简体   繁体   English

将字节数组转换为POD

[英]Cast array of bytes to POD

Let's say, I have an array of unsigned chars that represents a bunch of POD objects (eg either read from a socket or via mmap). 比方说,我有一组无符号字符代表一堆POD对象(例如从套接字或通过mmap读取)。 Which types they represent and at what position is determined at runtime, but we assume, that each is already properly aligned. 它们代表哪些类型以及在运行时确定的位置,但我们假设每个类型已经正确对齐。

What is the best way to "cast" those bytes into the respective POD type? 将这些字节“转换”为相应的POD类型的最佳方法是什么?

A solution should either be compliant to the c++ standard (let's say >= c++11) or at least be guaranteed to work with g++ >= 4.9, clang++ >= 3.5 and MSVC >= 2015U3. 解决方案应该符合c ++标准(比方说> = c ++ 11)或者至少可以保证使用g ++> = 4.9,clang ++> = 3.5和MSVC> = 2015U3。 EDIT: On linux, windows, running on x86/x64 or 32/64-Bit arm. 编辑:在Linux,Windows上运行x86 / x64或32/64位臂。

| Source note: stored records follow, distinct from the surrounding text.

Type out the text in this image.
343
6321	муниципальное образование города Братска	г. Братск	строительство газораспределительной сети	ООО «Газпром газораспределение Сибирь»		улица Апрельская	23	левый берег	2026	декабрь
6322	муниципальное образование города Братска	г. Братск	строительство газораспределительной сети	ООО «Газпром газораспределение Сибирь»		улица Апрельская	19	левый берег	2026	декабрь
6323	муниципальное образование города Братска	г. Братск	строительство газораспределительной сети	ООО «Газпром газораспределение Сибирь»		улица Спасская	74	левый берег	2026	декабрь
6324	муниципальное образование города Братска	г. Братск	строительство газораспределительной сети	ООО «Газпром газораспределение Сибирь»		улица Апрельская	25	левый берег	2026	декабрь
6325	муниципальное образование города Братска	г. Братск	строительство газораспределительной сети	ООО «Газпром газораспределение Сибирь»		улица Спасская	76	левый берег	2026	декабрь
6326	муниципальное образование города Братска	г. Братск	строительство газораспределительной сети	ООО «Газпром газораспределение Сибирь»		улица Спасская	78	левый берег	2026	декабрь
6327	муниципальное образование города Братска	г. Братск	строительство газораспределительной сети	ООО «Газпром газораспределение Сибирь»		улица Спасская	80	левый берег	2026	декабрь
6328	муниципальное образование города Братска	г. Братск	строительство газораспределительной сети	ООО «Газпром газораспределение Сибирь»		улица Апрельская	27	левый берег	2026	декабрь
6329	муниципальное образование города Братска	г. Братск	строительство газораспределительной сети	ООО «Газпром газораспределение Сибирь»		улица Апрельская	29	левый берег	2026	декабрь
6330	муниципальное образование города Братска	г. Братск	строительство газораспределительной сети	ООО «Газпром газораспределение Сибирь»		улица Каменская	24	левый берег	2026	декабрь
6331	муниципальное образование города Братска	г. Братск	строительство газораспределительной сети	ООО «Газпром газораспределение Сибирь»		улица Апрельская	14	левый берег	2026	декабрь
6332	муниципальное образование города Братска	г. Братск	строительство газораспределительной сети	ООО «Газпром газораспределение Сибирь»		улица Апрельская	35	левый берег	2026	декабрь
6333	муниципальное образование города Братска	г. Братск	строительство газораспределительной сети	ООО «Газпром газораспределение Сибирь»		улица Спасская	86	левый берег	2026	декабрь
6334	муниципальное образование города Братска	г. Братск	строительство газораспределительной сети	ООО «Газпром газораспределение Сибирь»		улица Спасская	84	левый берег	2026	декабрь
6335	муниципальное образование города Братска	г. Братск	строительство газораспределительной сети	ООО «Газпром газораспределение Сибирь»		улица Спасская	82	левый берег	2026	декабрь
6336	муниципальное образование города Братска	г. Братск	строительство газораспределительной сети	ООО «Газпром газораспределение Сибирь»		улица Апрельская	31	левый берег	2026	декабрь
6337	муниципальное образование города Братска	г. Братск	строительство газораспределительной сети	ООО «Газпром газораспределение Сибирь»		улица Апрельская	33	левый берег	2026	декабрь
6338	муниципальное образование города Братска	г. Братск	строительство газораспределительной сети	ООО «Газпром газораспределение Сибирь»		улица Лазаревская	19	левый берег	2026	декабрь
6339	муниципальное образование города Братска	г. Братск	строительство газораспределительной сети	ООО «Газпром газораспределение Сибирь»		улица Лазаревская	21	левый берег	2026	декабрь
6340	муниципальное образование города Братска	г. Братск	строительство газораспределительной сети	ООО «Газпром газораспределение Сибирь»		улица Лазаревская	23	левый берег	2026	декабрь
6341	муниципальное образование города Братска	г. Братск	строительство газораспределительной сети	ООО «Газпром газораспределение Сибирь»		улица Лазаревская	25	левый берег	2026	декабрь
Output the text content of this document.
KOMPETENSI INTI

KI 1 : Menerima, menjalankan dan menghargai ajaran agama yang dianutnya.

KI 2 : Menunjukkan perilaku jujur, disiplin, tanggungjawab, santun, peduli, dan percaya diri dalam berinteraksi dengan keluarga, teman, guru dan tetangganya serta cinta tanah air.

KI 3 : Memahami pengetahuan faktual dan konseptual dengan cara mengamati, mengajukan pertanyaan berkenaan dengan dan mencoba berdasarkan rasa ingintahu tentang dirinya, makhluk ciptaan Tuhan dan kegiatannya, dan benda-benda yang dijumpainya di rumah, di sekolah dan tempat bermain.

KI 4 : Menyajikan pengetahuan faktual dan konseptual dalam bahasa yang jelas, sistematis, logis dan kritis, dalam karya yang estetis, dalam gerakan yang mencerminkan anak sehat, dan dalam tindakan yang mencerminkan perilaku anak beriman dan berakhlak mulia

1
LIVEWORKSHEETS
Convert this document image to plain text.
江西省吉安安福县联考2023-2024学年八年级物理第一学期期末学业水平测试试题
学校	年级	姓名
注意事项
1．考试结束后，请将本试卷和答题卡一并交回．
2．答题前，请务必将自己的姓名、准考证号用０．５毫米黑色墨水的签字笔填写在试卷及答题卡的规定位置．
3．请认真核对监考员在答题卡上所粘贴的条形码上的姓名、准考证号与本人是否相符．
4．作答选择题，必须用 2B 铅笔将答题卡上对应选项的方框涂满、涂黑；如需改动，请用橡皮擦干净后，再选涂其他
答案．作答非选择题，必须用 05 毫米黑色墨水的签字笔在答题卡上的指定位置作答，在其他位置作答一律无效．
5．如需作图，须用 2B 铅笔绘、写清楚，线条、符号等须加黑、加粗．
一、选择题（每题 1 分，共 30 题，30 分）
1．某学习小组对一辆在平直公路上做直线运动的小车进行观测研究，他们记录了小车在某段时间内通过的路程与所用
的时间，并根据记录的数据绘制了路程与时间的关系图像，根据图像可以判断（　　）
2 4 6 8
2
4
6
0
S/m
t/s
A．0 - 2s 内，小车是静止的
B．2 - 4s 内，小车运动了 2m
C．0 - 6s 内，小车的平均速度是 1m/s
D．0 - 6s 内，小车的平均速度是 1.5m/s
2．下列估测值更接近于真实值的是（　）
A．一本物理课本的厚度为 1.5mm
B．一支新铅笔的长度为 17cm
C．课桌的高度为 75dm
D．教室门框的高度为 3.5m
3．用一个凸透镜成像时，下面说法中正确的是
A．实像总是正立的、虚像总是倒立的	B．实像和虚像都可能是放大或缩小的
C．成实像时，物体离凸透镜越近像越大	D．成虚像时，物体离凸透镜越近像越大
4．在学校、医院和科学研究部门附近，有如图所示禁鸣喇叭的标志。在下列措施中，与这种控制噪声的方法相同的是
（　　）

Ideally I'd like to do something like this: 理想情况下,我想做这样的事情:

uint8_t buffer[100]; //filled e.g. from network

switch(buffer[0]) {
    case 0: process(*reinterpret_cast<Pod1*>(&buffer[4]); break;
    case 1: process(*reinterpret_cast<Pod2*>(&buffer[8+buffer[1]*4]); break;
    //...
}

or 要么

switch(buffer[0]) {
    case 0: {
         auto* ptr = new(&buffer[4]) Pod1; 
         process(*ptr); 
    }break;
    case 1: {
         auto* ptr = new(&buffer[8+buffer[1]*4]) Pod2; 
         process(*ptr); 
    }break;
    //...
}

Both seem to work, but both are AFAIK undefined behavior in c++ 1) . 两者似乎都有效,但两者都是c ++中的AFAIK未定义行为1) And just for completeness: I'm aware of the "usual" solution to just copy the stuff into an appropriate local variable: 而且只是为了完整性:我知道将通常的东西复制到适当的局部变量中的“通常”解决方案:

 Pod1 tmp;
 std::copy_n(&buffer[4],sizeof(tmp), reinterpret_cast<uint8_t*>(&tmp));             
 process(tmp); 

In some situations it might be no overhead in others it is and in some situations it might even be faster but performance aside, I no longer can eg modify the data in place and to be honest: it just annoys me to know that I have the right bits at an appropriate location in memory but I just can't use them. 在某些情况下,它可能不是其他人的开销,在某些情况下甚至可能更快,但性能除外,我不再能够例如修改数据并且说实话:它让我很生气,知道我有右位在内存中的适当位置,但我不能使用它们。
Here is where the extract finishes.